For Richt, the loss was only his second setback to Georgia Tech in 14 games as Georgia’s head coach. For Mason, his errant throw was the final pass attempt in Sanford Stadium for the fifth-year senior, who completed 18 of 28 passes for 194 yards and a touchdown in the losing effort.
To begin the game, Mason and the offense took the opening kickoff and made things look easy, zipping down the field in 10 plays for 75 yards in just over four minutes. Nick Chubb’s 1-yard touchdown run gave the Bulldogs an early 7-0 lead. Chubb would finish with 129 yards on 25 carries.
On the Yellow Jackets first three offensive possessions of the game, they punted twice and had a field goal blocked by Drew. However, following their touchdown, the Bulldogs couldn’t capitalize on opportunities–first, Chubb lost a fumble on Tech’s 3-yard line, and then Michel fumbled into the Tech end zone for a touchback.
What perhaps could have been a 21-0 lead for Georgia late in the second quarter, was instead merely a 7-0 advantage.
Early in the week, Richt was adamant that his team was “very focused on this game.” But, any “focus” on Georgia Tech was seemingly not evident for most of this afternoon, making one wonder if the squad was more focused on yesterday when a win by Missouri over Arkansas knocked Georgia out of the SEC Championship Game.
From late in the first quarter through late in the fourth, five of Georgia Tech’s six offensive drives went for at least 60 yards while lasting for at least eight plays. A month after allowing Florida to rush for 418 yards, Georgia yielded a staggering 399 to the Yellow Jackets on 70 rushes. Tech also had a time of possession of over 36 minutes for the game.
“There aren’t a whole lot of offenses that effect you as an offense also, but [Georgia Tech]’s does,” Mason said. “They don’t give you too many possessions and you look up and half the quarter is gone. Against something like that you have to take advantage of opportunities and turn them into touchdowns instead of field goals.”
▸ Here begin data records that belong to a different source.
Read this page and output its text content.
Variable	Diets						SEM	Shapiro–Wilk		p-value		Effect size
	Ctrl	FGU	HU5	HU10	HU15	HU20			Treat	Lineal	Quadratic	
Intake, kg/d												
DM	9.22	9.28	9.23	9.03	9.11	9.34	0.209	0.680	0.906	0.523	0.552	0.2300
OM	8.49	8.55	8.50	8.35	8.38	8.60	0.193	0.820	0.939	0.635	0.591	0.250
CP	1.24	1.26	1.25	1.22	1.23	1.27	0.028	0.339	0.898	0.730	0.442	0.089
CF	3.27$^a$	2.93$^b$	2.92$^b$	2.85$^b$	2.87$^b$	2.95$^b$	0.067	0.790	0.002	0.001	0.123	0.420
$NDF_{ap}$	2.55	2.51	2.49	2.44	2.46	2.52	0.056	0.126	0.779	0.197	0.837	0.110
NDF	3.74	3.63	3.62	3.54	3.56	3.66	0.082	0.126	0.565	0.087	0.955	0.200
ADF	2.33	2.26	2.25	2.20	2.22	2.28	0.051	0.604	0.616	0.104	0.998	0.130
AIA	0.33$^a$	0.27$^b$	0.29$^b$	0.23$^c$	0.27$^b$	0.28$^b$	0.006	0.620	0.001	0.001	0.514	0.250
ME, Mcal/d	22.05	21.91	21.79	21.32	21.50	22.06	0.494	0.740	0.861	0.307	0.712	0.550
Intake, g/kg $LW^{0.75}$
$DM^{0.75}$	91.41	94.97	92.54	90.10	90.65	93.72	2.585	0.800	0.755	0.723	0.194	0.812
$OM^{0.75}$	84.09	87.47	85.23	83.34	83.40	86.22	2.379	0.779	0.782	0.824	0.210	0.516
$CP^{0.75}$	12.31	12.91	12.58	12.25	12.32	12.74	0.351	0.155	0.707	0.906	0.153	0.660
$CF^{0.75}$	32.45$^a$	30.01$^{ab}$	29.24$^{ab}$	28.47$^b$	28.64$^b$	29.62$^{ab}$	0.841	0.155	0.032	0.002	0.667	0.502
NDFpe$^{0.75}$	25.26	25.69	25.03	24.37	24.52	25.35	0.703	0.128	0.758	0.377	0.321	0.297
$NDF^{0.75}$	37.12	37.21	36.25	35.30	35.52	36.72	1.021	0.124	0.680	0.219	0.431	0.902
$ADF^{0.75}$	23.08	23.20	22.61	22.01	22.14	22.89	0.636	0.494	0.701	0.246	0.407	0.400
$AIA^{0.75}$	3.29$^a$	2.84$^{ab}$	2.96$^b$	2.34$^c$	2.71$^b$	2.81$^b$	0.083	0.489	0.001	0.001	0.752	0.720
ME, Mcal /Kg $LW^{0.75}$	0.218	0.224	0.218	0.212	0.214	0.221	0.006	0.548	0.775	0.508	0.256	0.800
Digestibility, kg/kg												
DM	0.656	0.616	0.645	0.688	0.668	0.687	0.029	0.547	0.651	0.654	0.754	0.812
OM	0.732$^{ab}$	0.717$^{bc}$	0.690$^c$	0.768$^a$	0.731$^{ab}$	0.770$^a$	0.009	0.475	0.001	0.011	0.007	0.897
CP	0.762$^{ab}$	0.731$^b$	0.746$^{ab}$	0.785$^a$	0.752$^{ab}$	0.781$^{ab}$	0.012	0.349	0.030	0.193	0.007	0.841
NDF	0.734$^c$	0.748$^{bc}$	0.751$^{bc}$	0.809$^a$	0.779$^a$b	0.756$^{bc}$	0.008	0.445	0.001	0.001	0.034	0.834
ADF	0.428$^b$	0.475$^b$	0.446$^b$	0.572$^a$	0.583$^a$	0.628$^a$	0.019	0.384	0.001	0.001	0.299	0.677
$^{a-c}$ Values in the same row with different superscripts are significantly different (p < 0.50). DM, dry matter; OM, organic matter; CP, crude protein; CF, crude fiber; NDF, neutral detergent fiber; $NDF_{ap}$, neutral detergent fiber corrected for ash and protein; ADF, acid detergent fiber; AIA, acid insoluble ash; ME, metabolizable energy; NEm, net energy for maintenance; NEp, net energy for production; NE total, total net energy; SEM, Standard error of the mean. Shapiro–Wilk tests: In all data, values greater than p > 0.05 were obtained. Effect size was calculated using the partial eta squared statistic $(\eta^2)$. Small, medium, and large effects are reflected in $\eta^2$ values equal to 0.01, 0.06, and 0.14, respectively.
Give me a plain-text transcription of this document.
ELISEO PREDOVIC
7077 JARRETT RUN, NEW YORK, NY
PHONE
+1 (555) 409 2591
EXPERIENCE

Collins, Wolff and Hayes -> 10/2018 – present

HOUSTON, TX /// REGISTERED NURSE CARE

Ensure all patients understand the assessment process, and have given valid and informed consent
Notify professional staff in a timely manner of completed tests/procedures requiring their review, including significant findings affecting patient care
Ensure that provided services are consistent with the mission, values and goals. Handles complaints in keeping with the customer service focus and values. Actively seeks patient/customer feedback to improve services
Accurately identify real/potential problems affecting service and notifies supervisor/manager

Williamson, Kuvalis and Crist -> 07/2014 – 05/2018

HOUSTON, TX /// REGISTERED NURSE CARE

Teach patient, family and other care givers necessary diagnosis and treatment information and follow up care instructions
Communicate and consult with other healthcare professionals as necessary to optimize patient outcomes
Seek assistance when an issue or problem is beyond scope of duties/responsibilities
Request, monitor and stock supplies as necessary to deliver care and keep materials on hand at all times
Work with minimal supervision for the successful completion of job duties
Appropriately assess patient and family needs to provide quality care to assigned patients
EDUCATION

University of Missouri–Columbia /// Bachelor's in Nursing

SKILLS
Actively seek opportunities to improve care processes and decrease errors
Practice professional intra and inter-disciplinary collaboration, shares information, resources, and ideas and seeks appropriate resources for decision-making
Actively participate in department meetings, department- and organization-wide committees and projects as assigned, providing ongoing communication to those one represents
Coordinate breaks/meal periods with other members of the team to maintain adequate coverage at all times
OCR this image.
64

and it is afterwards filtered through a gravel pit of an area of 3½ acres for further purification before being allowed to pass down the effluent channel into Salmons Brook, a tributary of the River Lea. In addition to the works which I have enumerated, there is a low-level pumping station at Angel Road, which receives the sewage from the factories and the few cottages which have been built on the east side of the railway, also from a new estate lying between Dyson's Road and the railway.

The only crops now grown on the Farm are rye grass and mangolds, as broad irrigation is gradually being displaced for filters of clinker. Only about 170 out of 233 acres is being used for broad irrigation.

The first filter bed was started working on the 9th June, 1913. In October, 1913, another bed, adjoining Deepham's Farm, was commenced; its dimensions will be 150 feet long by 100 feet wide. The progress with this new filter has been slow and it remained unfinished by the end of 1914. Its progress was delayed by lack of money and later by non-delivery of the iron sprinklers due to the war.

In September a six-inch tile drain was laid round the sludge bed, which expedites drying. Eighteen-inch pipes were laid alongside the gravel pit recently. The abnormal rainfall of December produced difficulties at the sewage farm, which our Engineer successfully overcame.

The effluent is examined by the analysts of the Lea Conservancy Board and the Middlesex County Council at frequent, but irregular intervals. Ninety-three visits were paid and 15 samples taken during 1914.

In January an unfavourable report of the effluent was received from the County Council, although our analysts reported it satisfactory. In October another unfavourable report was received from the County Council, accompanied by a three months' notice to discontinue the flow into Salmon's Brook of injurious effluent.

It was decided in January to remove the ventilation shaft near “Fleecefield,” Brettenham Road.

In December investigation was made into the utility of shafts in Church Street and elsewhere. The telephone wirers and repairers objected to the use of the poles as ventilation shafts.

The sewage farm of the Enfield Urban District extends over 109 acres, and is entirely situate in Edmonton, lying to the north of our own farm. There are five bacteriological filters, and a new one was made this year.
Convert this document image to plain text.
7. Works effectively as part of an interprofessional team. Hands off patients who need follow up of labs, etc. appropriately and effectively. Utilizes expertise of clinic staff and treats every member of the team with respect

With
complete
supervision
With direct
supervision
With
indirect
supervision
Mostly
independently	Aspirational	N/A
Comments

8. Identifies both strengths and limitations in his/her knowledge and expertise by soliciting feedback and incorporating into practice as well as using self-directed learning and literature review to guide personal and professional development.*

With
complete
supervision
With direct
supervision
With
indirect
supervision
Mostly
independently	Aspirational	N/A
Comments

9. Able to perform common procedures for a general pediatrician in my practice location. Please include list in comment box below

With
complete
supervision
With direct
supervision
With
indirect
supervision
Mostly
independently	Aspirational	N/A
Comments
Midway through the third quarter with the score tied 7-7, Georgia finally caught a break when cornerback Damian Swann forced Thomas to fumble on the Bulldogs’ 1-yard line. Swann then picked up the loose ball and raced 99 yards for a touchdown. Still, Georgia squandered opportunities by later having a field goal blocked and following a run on a fake field goal gave the Bulldogs’ a first-and-goal at Tech’s 3-yard line, having to settle for a short field goal.
Georgia Tech took its first lead with 4:22 left in regulation when a touchdown run by Laskey put the Jackets up, 21-17. After the Bulldogs misplayed the ensuing kickoff, giving Georgia Tech the ball at the Bulldogs’ 27-yard line, the Yellow Jackets lost a fumble five plays later.
From his own 31-yard line, Mason drove Georgia 69 yards in 12 plays for the apparent game-winning touchdown, but any victory celebration by the Bulldogs would be very short-lived.
“We didn’t capitalize,” Swann said following the game. “We had opportunities but we didn’t capitalize on them. We don’t lose to them. We aren’t supposed to lose to them, so it hurts.”
Finishing with a 9-3 regular-season record, Georgia wasn’t “supposed to lose” to any of the three teams which defeated the Bulldogs—South Carolina, Florida, and now Georgia Tech—all of which were substantial underdogs to the Bulldogs by a touchdown or more. And, for the third time this season, the inconsistent Bulldogs didn’t fully capitalize on opportunities, costing them a memorable victory over their intrastate rival, while ending their regular season in disappointment.